Windows 7 users will see several updates related to the upcoming Windows 7 Service Pack 1 release — including one that I recommended skipping. KB 2454826 is back again, released for a second time after it caused BSODs on systems with Symantec 10 installed.

It’s not clear whether KB 2454826 is needed before Win7 SP1 comes out, but two others released along with it might be, depending on your Win7 configuration. KB 2487426 fixes an application error that might appear when you run 32-bit apps on a 64-bit Win7 client (or Windows Server 2008 R2). KB 2467023 ensures you can load and unload binaries properly on all versions of Windows 7 and Windows Server 2008 R2.

Based on these updates and other hints from Redmond, the release of Windows 7 Service Pack 1 appears close. When it’s officially out, I’ll test it and give you updates.

► What to do: Since Windows 7 SP1 isn’t here yet, hold back on these updates and focus on patching Internet Explorer and Adobe apps.

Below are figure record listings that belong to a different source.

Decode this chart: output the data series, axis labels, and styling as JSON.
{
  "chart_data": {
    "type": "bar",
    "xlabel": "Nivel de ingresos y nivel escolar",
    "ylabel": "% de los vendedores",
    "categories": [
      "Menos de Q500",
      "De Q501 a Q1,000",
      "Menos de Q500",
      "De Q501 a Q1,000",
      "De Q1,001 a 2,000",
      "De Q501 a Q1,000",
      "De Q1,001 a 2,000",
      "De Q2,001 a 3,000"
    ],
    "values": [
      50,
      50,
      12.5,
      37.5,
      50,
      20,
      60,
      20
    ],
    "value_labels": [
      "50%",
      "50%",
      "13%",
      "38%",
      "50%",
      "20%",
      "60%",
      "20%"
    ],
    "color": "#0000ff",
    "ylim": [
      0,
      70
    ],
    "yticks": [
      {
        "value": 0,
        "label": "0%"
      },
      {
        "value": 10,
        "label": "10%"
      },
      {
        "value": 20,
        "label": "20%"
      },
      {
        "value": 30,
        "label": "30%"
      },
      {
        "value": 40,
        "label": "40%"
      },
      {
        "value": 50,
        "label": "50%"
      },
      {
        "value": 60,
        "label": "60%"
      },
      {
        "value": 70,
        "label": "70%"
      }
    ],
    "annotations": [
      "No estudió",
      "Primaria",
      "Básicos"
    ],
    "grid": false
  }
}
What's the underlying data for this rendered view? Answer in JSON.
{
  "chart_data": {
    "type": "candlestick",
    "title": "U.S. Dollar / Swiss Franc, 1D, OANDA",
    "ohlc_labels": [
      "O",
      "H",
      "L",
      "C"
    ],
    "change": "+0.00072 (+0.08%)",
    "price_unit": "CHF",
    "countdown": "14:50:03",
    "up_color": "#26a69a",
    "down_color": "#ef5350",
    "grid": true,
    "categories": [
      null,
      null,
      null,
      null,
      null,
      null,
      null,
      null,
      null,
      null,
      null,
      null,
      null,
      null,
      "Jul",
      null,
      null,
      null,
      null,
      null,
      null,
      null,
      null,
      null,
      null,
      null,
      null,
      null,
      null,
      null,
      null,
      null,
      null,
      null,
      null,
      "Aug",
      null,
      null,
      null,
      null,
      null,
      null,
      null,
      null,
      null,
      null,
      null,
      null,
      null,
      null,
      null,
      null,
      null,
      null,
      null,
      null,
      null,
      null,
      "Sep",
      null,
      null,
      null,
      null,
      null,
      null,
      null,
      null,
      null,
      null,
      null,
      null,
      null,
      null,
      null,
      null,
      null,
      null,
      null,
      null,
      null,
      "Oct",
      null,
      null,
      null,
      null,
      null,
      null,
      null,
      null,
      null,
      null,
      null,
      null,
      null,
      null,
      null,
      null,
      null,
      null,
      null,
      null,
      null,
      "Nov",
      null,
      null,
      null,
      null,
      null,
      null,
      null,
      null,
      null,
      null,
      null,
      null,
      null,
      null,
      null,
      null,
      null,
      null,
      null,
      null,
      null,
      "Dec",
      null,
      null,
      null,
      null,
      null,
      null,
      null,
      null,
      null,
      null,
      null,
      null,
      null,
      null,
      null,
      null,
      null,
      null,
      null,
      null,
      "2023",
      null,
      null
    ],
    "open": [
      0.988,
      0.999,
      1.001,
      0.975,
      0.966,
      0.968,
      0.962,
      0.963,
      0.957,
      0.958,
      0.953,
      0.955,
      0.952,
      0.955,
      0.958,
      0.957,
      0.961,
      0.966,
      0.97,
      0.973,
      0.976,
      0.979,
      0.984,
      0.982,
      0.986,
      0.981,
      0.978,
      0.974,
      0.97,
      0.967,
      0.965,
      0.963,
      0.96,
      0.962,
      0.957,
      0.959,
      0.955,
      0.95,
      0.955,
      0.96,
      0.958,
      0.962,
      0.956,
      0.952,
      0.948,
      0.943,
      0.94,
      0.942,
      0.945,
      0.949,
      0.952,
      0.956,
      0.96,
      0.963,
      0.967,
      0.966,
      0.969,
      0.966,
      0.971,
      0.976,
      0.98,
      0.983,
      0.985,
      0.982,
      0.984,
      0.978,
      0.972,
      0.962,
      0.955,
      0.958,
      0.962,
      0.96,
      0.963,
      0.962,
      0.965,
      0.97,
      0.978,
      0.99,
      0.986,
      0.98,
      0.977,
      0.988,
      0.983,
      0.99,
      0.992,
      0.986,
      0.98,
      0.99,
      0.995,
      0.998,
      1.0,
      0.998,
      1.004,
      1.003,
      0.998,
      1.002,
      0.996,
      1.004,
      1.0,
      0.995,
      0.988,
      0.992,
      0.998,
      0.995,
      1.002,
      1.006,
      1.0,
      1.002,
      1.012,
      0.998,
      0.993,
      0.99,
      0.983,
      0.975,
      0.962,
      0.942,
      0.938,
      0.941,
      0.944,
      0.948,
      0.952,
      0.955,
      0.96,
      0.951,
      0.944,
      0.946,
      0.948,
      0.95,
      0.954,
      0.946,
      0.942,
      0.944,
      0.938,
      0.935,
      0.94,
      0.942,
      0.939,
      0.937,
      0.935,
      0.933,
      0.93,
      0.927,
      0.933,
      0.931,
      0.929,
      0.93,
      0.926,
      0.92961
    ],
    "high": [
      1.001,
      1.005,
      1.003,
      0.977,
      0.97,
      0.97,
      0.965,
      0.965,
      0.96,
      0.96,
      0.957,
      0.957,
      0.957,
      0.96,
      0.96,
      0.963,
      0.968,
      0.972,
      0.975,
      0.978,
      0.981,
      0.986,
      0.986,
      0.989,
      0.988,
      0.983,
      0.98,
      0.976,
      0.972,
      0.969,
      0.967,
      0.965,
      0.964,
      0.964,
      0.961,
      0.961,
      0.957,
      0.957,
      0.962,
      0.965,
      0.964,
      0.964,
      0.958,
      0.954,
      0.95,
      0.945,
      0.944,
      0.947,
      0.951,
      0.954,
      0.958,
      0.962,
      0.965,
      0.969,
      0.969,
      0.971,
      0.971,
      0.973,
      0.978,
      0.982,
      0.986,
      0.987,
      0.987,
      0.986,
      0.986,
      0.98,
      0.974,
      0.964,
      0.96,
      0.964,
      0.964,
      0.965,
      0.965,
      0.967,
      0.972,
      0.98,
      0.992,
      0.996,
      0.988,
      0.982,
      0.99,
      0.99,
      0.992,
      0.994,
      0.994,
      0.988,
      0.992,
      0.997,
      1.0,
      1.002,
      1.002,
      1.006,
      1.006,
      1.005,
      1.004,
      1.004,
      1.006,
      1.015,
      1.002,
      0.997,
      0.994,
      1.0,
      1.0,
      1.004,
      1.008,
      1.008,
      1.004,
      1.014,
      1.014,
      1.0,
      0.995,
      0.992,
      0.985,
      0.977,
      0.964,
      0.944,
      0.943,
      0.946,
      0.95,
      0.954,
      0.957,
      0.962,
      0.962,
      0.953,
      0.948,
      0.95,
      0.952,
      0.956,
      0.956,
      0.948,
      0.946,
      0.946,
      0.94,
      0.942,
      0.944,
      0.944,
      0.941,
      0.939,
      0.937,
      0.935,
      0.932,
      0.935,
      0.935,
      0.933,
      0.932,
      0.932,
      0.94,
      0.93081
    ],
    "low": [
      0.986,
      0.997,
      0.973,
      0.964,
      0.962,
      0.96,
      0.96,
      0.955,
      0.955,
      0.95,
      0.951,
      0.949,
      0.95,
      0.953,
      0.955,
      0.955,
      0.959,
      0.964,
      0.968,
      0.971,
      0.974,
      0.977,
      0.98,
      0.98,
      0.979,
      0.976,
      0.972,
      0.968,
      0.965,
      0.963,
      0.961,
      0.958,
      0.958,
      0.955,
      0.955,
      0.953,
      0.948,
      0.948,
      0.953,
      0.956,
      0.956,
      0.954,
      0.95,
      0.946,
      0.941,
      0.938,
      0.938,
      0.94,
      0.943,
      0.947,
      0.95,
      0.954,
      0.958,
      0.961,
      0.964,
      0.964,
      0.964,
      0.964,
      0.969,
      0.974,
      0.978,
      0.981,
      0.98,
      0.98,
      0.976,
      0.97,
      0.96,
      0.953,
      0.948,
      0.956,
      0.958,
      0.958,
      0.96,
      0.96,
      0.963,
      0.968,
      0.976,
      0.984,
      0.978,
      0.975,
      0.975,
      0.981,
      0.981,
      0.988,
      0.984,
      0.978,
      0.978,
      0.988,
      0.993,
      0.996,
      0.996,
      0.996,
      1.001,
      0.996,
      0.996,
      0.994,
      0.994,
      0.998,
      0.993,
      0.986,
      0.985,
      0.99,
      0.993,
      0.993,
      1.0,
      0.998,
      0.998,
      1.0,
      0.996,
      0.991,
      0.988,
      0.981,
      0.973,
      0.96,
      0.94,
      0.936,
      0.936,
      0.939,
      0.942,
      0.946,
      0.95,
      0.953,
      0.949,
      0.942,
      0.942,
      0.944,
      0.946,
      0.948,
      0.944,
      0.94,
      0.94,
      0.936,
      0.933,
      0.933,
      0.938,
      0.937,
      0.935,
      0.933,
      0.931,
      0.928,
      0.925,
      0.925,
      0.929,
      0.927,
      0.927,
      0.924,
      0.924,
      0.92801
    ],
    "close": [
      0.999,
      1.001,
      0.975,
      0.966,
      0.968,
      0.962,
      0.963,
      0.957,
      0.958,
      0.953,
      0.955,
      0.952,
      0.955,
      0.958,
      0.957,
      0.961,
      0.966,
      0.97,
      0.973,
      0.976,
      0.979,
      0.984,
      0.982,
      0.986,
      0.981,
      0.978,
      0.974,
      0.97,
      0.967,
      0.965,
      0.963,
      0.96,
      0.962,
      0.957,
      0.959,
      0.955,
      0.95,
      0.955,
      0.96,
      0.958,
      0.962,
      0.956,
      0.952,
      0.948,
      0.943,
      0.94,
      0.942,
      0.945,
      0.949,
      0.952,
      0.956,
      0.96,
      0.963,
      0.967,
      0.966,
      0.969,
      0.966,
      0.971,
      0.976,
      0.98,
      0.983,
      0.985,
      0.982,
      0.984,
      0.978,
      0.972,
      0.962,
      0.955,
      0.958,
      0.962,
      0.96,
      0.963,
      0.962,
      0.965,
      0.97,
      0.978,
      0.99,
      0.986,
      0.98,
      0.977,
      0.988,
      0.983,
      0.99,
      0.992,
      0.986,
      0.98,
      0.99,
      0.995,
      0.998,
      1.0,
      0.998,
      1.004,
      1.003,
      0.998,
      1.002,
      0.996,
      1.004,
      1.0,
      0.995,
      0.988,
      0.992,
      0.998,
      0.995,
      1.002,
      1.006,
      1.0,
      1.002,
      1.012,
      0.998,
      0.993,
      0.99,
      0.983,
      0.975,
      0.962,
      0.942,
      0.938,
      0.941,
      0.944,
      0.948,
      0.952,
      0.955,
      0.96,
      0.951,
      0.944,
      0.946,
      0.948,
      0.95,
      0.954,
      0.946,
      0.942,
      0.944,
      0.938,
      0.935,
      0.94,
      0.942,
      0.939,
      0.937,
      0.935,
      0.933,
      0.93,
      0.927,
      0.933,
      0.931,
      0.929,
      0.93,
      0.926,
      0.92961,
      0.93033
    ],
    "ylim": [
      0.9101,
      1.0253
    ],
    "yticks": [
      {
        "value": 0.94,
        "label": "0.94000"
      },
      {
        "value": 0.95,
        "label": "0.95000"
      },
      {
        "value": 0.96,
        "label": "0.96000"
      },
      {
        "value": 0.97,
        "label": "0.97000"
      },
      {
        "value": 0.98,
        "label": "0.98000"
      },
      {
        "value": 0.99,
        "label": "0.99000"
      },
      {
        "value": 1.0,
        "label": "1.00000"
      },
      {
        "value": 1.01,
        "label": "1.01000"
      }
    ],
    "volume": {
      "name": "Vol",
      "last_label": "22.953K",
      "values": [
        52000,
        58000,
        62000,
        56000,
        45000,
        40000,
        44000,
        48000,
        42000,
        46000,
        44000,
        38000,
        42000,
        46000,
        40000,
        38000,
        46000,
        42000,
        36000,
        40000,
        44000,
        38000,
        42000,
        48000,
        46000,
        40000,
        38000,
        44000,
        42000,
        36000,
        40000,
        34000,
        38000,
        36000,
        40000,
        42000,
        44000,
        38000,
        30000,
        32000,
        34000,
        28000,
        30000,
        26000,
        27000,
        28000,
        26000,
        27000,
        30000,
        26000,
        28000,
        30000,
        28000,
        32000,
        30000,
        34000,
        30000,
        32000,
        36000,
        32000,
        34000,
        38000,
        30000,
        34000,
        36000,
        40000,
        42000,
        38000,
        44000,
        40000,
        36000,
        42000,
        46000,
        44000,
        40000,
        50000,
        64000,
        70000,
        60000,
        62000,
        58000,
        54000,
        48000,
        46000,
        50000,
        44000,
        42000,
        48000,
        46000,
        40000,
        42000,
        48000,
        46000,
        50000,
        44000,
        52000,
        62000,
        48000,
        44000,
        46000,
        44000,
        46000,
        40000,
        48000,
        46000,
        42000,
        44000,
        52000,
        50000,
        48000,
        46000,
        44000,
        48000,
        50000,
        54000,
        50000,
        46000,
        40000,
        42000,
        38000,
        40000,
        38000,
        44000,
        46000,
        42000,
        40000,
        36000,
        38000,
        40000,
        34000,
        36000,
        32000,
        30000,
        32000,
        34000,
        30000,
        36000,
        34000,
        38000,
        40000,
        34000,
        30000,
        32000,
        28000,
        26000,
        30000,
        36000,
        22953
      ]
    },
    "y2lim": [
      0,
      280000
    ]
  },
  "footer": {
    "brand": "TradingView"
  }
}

MS11-004 (2489256), MS11-005 (2478953), MS11-008 (2451879), MS11-013 (2496930)
Server admins get patches for Web services

Of the four updates primarily of interest to server administrators, the easiest to knock off is in MS11-008, which patches a remote-attack security flaw in the graphing program Visio (used by many admins to map out their networks). The update affects 2002, 2003, and 2007 versions of the software.

Admins managing domain networks that use Kerberos authentication should review KB 2496930 in MS11-013. Workstation PCs will also be offered this update, but you need to test this patch only in domain-network environments.

Managers of sites using Microsoft Internet Information Services FTP Service need to pay attention to MS11-004. (FTP Service is not installed by default.) Several known issues are documented in MS Support article 2489256.

MS11-005 addresses a denial-of-service threat on Active Directory servers running versions of Windows Server 2003. Ensure you have a good backup before deploying this update.

► What to do: All these updates are rated important, so I don’t see an urgent need to deploy them immediately. Take some time to check them out on your test servers and workstations — and I hope to have more information in a couple of weeks.

The Patch Watch column reveals problems with patches for Windows and major Windows applications. Susan Bradley has been named an MVP (Most Valuable Professional) by Microsoft for her knowledge in the areas of Small Business Server and network security. She’s also a partner in a California CPA firm.